# Cecil Taylor invented Grinding Jazz he a genieous



## deprofundis (Apr 25, 2014)

I love the great live paris concert, i would kill to get the original vynil and im not even joking, on black lion label LP and improvisation so wonderful.

What is similar in grinding early jazz, people that blugeon piano like crazy it's insane and startling.

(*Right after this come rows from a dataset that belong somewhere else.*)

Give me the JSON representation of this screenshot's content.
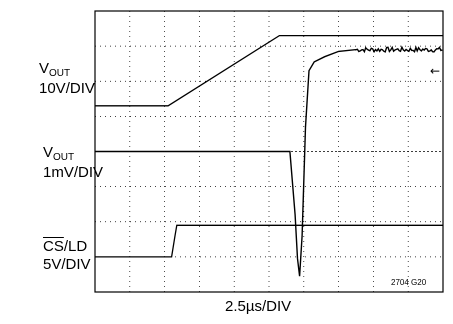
{
  "chart_data": {
    "type": "line",
    "xlabel": "2.5µs/DIV",
    "figure_id": "2704 G20",
    "x_divisions": 10,
    "y_divisions": 8,
    "x_unit_per_div_us": 2.5,
    "marker_glyph": "←",
    "channels": {
      "vout_large": {
        "label_main": "V",
        "label_sub": "OUT",
        "label_scale": "10V/DIV",
        "points": [
          [
            0,
            5.3
          ],
          [
            2.1,
            5.3
          ],
          [
            5.3,
            7.3
          ],
          [
            10,
            7.3
          ]
        ]
      },
      "vout_small": {
        "label_main": "V",
        "label_sub": "OUT",
        "label_scale": "1mV/DIV",
        "points": [
          [
            0,
            4.0
          ],
          [
            5.6,
            4.0
          ],
          [
            5.75,
            2.2
          ],
          [
            5.82,
            0.95
          ],
          [
            5.88,
            0.45
          ],
          [
            5.95,
            1.6
          ],
          [
            6.05,
            4.7
          ],
          [
            6.15,
            6.3
          ],
          [
            6.3,
            6.55
          ],
          [
            6.6,
            6.7
          ],
          [
            7.0,
            6.85
          ],
          [
            7.5,
            6.9
          ],
          [
            10,
            6.9
          ]
        ]
      },
      "cs_ld": {
        "label_overline": "CS",
        "label_rest": "/LD",
        "label_scale": "5V/DIV",
        "points": [
          [
            0,
            1.0
          ],
          [
            2.2,
            1.0
          ],
          [
            2.3,
            1.6
          ],
          [
            2.35,
            1.9
          ],
          [
            10,
            1.9
          ]
        ]
      }
    }
  }
}
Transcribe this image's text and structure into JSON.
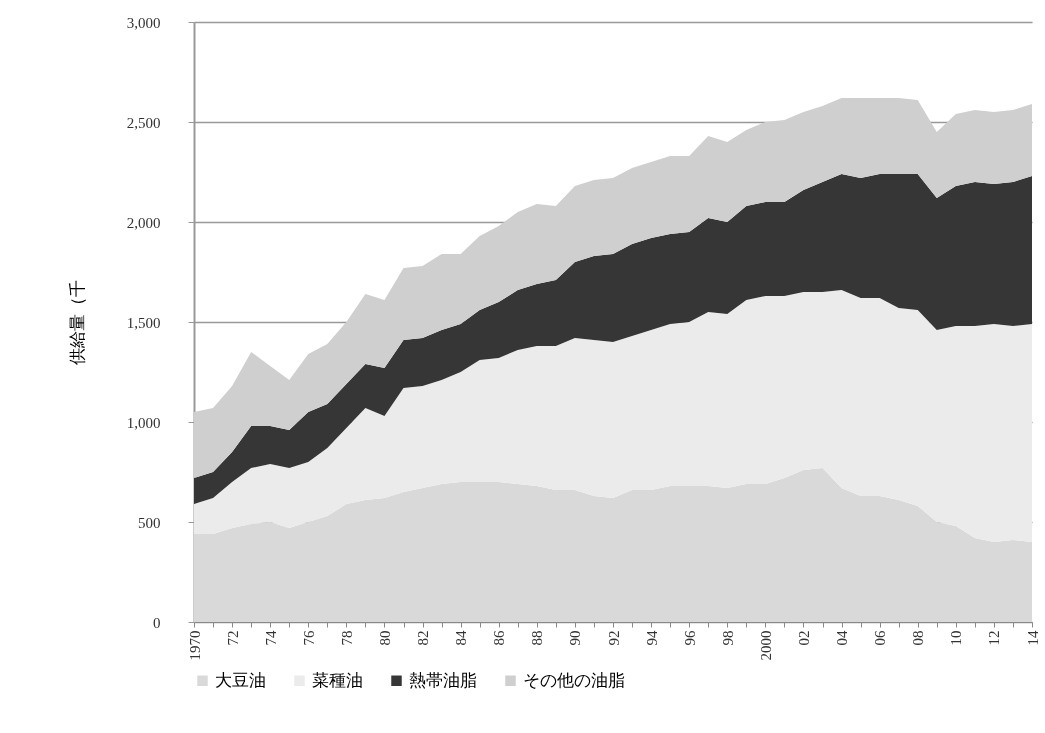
{
  "chart_data": {
    "type": "area",
    "stacked": true,
    "ylabel": "供給量（千",
    "categories": [
      "1970",
      null,
      "72",
      null,
      "74",
      null,
      "76",
      null,
      "78",
      null,
      "80",
      null,
      "82",
      null,
      "84",
      null,
      "86",
      null,
      "88",
      null,
      "90",
      null,
      "92",
      null,
      "94",
      null,
      "96",
      null,
      "98",
      null,
      "2000",
      null,
      "02",
      null,
      "04",
      null,
      "06",
      null,
      "08",
      null,
      "10",
      null,
      "12",
      null,
      "14"
    ],
    "series": [
      {
        "name": "大豆油",
        "color": "#d9d9d9",
        "values": [
          440,
          440,
          470,
          490,
          500,
          470,
          500,
          530,
          590,
          610,
          620,
          650,
          670,
          690,
          700,
          700,
          700,
          690,
          680,
          660,
          660,
          630,
          620,
          660,
          660,
          680,
          680,
          680,
          670,
          690,
          690,
          720,
          760,
          770,
          670,
          630,
          630,
          610,
          580,
          500,
          480,
          420,
          400,
          410,
          400
        ]
      },
      {
        "name": "菜種油",
        "color": "#ebebeb",
        "values": [
          150,
          180,
          230,
          280,
          290,
          300,
          300,
          340,
          380,
          460,
          410,
          520,
          510,
          520,
          550,
          610,
          620,
          670,
          700,
          720,
          760,
          780,
          780,
          770,
          800,
          810,
          820,
          870,
          870,
          920,
          940,
          910,
          890,
          880,
          990,
          990,
          990,
          960,
          980,
          960,
          1000,
          1060,
          1090,
          1070,
          1090
        ]
      },
      {
        "name": "熱帯油脂",
        "color": "#363636",
        "values": [
          130,
          130,
          150,
          210,
          190,
          190,
          250,
          220,
          220,
          220,
          240,
          240,
          240,
          250,
          240,
          250,
          280,
          300,
          310,
          330,
          380,
          420,
          440,
          460,
          460,
          450,
          450,
          470,
          460,
          470,
          470,
          470,
          510,
          550,
          580,
          600,
          620,
          670,
          680,
          660,
          700,
          720,
          700,
          720,
          740
        ]
      },
      {
        "name": "その他の油脂",
        "color": "#cfcfcf",
        "values": [
          330,
          320,
          330,
          370,
          300,
          250,
          290,
          300,
          310,
          350,
          340,
          360,
          360,
          380,
          350,
          370,
          380,
          390,
          400,
          370,
          380,
          380,
          380,
          380,
          380,
          390,
          380,
          410,
          400,
          380,
          400,
          410,
          390,
          380,
          380,
          400,
          380,
          380,
          370,
          330,
          360,
          360,
          360,
          360,
          360
        ]
      }
    ],
    "ylim": [
      0,
      3000
    ],
    "yticks": [
      {
        "value": 0,
        "label": "0"
      },
      {
        "value": 500,
        "label": "500"
      },
      {
        "value": 1000,
        "label": "1,000"
      },
      {
        "value": 1500,
        "label": "1,500"
      },
      {
        "value": 2000,
        "label": "2,000"
      },
      {
        "value": 2500,
        "label": "2,500"
      },
      {
        "value": 3000,
        "label": "3,000"
      }
    ],
    "grid": "y",
    "legend": "bottom"
  }
}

Who were the first to do this kind of hardcore blugeoning of piano, pre cecil taylor.


----------



## norman bates (Aug 18, 2010)

I'm not sure what you mean wth grinding, but I think Taylor was the first pianist to approach the piano the same way Jackson Pollock dripped colors. There are earlier examples of free jazz (Lennie Tristano on stuff like Descent into maelstrom, and even before on Intuition), and some contemporaries like Legendary Hasaan (also known as Hasaan Ibn Ali) but his style is different.
In a certain way certain classical stuff like Jean Barraquè's Sonata or Galina Ustvolskaya's Piano sonata n.6 could remind of Cecil Taylor, but obviously it's composed music.


----------



## starthrower (Dec 11, 2010)

I don't know anybody before Cecil, but afterwards there's Don Pullen who recorded a lot of good stuff, and DD Jackson. DD's first album Peace Song with David Murray is a great record. The Don Pullen Black Saint box is a good set.


----------